Most of the book is quite self-indulgent. Dream sequences, and anecdotes about the past in which very little happens and from which Bauby does not seem to draw a great deal of insight. For instance, he goes to Lourdes and dumps a girlfriend, refusing to tell us how he feels/felt about his, but happy to tell us that she wrote over a book he was reading how much she loves him; another anecdote about when he was a hotshot young editor where he goes to the racetrack and forgets to bet his colleagues money on a horse that then goes on to win; an anecdote about an imagined trip to Hong Kong whose purpose seems only to be to tell us that there is an upscale designer restaurant in which Bauby's photograph is used as part of the design... there are just too many times where Bauby seems to be writing simply whatever comes into his head, because he can (and who can blame him!) but which simply contain little of any substance.
I'm afraid at the end of it I failed to draw any great lessons, and what's more, felt that if life held any great lessons I'm not sure that Bauby would be best placed to discover them. The sad thing about his book is that what I learned about Bauby had more to do with what he didn't say than what he did, and from what he chose to focus on against what he chose to ignore. He struck me as a self-important and vain man (which I suppose you probably have to be to become editor of Elle magazine) who, while nevertheless being trapped in a miserable condition, seems to lack any empathy or emotional engagement with the people in his life. And while not an unemotional person, or one without the ability to turn the odd beautiful phrase, he struck me as having made few strides in the understanding of himself let alone the human condition.
The book feels like the words of someone who believes he Has Something To Say, and from his professional life is used to being listened to.

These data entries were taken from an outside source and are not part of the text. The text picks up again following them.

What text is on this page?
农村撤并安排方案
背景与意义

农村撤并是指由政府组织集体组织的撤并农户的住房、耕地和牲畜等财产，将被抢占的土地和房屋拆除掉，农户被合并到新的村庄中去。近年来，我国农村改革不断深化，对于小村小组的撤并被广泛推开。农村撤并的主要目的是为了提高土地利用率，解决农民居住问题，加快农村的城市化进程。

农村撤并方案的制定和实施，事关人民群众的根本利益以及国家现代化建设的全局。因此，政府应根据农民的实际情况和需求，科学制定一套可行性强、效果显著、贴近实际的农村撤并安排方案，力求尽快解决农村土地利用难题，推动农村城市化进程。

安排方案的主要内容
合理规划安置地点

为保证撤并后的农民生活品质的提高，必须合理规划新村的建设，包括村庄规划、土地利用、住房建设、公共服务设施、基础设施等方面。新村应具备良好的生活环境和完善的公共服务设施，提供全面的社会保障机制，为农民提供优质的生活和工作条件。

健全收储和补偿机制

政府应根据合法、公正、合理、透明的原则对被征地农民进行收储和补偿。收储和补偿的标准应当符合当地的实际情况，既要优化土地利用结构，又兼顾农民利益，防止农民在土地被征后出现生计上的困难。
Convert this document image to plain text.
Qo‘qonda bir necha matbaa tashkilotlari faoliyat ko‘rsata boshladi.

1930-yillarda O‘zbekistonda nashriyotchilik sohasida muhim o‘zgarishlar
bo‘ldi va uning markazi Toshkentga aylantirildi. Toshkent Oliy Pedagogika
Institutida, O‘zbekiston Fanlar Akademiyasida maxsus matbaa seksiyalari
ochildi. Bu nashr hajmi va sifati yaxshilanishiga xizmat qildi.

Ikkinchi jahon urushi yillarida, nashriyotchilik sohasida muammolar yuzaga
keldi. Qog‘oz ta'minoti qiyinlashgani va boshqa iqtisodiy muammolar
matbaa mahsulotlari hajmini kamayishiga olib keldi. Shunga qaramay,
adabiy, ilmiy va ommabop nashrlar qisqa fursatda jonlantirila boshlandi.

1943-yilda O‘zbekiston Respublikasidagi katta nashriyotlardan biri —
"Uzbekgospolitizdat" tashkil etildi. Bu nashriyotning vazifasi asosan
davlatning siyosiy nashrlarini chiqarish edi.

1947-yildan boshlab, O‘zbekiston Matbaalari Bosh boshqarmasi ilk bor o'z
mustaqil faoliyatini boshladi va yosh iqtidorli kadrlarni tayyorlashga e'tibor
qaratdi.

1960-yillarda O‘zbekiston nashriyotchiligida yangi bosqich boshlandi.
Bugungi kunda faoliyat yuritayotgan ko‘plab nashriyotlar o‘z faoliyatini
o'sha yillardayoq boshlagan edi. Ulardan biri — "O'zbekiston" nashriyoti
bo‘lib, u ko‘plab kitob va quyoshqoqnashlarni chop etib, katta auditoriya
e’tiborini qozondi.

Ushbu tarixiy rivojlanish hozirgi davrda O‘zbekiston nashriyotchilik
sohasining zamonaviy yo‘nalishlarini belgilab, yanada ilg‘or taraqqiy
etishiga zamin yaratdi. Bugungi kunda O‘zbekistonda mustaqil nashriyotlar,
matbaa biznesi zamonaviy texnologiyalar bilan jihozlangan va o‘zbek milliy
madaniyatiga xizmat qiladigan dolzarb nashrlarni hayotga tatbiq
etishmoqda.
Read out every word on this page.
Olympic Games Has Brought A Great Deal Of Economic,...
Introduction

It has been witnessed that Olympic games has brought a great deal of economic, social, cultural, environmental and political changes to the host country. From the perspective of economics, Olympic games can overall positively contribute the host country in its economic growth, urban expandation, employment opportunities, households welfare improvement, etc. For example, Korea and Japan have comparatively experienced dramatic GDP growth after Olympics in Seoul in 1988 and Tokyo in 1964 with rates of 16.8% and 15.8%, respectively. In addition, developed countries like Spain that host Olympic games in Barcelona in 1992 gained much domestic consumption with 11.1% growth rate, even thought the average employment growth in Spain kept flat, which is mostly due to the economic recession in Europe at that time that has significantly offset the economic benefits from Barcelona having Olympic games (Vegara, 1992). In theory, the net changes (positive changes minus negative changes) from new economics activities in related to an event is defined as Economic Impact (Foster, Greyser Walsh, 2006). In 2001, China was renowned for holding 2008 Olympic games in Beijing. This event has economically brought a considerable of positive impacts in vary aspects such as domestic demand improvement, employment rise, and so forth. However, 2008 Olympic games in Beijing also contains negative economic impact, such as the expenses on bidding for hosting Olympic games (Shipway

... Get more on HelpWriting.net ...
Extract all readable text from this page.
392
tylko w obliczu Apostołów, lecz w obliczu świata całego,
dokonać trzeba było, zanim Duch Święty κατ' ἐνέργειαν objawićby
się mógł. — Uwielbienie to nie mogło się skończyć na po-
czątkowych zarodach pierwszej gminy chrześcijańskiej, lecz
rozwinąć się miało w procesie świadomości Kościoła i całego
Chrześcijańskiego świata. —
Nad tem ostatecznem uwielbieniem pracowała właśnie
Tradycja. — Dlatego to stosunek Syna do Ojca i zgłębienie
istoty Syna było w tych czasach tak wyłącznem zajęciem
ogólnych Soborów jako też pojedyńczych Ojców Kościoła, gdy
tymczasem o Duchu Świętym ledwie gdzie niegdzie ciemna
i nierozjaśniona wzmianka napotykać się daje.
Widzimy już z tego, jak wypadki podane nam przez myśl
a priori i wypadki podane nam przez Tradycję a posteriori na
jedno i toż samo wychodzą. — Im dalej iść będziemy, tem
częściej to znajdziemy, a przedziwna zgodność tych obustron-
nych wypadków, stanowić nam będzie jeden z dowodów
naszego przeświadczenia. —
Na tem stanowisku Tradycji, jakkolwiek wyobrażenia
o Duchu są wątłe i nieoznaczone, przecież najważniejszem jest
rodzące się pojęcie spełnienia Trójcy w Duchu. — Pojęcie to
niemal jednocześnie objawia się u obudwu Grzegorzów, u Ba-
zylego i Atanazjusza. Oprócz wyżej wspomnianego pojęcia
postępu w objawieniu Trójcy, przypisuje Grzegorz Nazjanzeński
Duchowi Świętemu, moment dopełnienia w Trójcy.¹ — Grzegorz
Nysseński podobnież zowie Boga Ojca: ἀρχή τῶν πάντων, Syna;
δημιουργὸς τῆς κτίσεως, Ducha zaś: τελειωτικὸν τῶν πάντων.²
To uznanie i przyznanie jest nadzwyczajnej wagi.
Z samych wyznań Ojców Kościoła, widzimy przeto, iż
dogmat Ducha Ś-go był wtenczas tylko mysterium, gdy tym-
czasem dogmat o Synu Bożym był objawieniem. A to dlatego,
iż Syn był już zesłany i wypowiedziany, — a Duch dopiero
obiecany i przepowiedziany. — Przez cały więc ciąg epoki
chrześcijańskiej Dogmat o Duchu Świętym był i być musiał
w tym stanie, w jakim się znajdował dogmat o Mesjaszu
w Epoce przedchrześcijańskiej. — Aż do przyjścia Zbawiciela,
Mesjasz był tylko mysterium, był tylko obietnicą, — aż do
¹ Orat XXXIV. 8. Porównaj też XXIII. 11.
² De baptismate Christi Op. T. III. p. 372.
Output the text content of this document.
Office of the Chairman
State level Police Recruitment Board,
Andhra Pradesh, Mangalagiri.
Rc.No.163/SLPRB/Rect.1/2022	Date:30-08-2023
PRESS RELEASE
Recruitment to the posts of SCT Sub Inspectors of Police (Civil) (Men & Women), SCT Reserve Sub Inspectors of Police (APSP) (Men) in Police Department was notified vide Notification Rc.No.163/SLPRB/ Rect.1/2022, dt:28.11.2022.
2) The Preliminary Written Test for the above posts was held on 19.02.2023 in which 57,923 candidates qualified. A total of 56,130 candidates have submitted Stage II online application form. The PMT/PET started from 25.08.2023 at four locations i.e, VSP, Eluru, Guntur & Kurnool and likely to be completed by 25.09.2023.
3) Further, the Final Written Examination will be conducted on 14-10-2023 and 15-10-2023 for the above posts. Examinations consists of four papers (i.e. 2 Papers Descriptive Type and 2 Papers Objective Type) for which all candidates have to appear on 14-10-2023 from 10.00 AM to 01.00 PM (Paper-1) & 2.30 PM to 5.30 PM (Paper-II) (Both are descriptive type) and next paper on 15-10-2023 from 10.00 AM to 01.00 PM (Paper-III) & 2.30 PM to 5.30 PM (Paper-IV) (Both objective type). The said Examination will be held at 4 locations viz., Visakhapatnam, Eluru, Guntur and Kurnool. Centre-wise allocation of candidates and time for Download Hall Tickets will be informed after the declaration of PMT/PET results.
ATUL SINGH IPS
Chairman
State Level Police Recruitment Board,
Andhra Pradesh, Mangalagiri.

From the writing of the book itself to the "Samizdat" dispatches he fires off to his many friends and colleagues at regular intervals, here is a man whose central problem seems to be that he is "out of the loop" at every level - physical, human and professional, and his words, his need to express himself, are part of his battle against that.
I can't help thinking of a writer like Primo Levi, who suffered a traumatic few years in Auschwitz, and how he wrote about his time there. His total unflinching honesty about himself, his weaknesses, his fear and failures. His refusal to engage in self-indulgent flowery writing, but sticking always to tight economic prose. How much more powerful and revealing was his writing than this. Bauby could have used some of that tautness here, and a lot more honesty. There's something too self-conscious about his writing.
A great disappointment then. But a brief one at least.